彼と妹と私の恋物語…結婚2週間で離婚した姉が再婚できない理由…
京子が息を呑むのと、背後から温かい腕にそっと抱きしめられるのは、ほぼ同時だった。
びくり、と震える京子の体を、秋太は壊れ物を扱うように、けれど決して離さないという強い意志を込めて抱きしめる。

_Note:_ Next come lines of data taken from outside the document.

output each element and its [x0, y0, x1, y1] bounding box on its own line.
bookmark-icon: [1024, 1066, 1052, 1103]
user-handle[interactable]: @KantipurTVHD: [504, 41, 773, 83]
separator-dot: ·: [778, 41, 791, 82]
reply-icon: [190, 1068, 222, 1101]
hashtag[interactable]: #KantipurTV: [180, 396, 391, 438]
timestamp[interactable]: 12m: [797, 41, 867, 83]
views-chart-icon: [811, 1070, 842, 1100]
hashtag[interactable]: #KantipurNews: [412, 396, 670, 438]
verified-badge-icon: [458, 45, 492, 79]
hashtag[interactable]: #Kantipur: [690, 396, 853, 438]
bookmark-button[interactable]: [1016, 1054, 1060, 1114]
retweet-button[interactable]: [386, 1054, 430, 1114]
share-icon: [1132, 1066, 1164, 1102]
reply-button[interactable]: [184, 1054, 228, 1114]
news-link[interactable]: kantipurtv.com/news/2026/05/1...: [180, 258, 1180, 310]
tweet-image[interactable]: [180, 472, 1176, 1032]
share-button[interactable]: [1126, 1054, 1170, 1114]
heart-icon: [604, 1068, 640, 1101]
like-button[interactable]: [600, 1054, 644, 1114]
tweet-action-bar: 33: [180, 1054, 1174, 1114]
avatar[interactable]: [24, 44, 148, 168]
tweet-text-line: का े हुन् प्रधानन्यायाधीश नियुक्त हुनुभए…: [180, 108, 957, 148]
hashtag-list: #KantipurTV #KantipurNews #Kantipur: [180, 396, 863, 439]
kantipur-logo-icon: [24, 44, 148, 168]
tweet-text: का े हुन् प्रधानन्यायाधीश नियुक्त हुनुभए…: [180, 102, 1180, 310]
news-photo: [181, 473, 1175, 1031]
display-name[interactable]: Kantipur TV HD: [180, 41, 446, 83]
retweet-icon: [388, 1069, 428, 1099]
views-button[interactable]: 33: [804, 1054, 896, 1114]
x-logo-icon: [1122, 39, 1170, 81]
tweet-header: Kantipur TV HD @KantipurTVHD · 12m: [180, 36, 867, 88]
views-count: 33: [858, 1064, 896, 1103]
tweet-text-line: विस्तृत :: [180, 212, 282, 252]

「愛する人の罪は、僕の罪でもある。そこまで追い詰めてしまうまで、気づけなかった僕自身の責任でもあるんだ。…たとえ世界中の人間が君を非難したって、僕だけは、最後まで君の味方でいる」
耳元で囁かれる、低く、優しい声。
「僕は、罪を犯した人間が一方的に悪いなんて思わない。…だから…ちゃんと君と話もせずに、あんな紙切れ一枚で終わりになんて、できるはずがないんだよ…」
秋太の腕の中で、小さく震えながら、京子は声を殺して泣いていた。
7年間、たった一人で背負ってきた憎しみと孤独。そのすべてが、彼の温もりに溶けていくようだった。
憎むべき相手のはずなのに、今、この腕の中が、世界で一番安全な場所に感じられてしまう自分が、どうしようもなく悔しかった。